Note that when defining the function, void traversal (treenode * cur, string path, vector < string > & result) defines the string path, which is copied and assigned every time. There is no need to use reference, otherwise the effect of backtracking cannot be achieved.
The logic of backtracking is hidden in traversal (cur - > left, path + "- >", result); Path + "- >" in.

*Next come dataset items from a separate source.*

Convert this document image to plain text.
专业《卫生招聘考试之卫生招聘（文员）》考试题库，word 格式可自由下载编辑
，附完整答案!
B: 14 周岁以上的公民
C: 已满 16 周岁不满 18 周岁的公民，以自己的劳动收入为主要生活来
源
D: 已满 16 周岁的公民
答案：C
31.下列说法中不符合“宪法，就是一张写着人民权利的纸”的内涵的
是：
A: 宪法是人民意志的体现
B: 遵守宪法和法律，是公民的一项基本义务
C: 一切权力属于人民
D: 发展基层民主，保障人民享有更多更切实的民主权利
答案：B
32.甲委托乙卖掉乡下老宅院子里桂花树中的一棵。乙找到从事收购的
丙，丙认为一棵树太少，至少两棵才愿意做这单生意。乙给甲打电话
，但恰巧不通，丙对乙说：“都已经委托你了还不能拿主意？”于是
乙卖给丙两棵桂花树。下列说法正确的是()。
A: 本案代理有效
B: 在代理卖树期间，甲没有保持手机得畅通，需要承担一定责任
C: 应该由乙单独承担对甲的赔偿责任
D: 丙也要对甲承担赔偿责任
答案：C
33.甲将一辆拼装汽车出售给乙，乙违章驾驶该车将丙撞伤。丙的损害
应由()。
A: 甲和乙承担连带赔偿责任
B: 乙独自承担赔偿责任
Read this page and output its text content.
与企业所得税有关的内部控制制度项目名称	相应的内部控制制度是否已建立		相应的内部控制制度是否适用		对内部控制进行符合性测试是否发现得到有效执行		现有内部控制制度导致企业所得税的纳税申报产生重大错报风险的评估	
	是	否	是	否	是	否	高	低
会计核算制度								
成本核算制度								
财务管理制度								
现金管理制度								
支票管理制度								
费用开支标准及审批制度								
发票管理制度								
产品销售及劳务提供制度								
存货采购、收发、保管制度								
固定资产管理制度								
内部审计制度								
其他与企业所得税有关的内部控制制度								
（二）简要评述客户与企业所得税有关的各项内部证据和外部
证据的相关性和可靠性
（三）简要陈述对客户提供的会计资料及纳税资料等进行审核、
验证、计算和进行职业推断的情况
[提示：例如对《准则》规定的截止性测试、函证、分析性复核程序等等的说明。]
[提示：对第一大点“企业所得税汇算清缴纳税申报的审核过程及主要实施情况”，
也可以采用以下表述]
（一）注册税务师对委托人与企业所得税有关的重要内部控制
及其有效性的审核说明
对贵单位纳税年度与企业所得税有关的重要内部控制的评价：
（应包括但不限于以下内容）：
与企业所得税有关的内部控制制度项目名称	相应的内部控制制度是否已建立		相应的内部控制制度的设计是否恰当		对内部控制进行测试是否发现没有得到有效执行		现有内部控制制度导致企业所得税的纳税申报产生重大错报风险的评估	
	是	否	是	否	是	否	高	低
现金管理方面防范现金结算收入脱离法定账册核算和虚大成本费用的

After each function call, the path is still not added with "- >", which is backtracking.
The second recursive code is concise, but it hides many important points in the code details.
Although the first recursive writing method has more code, it shows every logical processing completely.
2. Iteration
The iterative method of preorder traversal is used to simulate the process of traversing the path.
In addition to simulating recursion, we need a stack to store the corresponding traversal path.
class Solution {
public:
vector<string> binaryTreePaths(TreeNode* root) {
stack<TreeNode*> treeSt;// Save traversal nodes of the tree
stack<string> pathSt; // Save nodes traversing the path
vector<string> result; // Save final path collection
if (root == NULL) return result;
treeSt.push(root);
pathSt.push(to_string(root->val));
while (!treeSt.empty()) {
TreeNode* node = treeSt.top(); treeSt.pop(); // Remove from node
string path = pathSt.top();pathSt.pop(); // Take out the path corresponding to the node
if (node->left == NULL && node->right == NULL) { // Leaf node encountered
result.push_back(path);
}
if (node->right) { // right
treeSt.push(node->right);
pathSt.push(path + "->" + to_string(node->right->val));
}
if (node->left) { // Left
treeSt.push(node->left);
pathSt.push(path + "->" + to_string(node->left->val));
}
}
return result;
}
};
In java, you can directly define a stack whose member variable is object stack = new stack < > ();
In this way, you don't need to define two stacks. You can put them in one stack.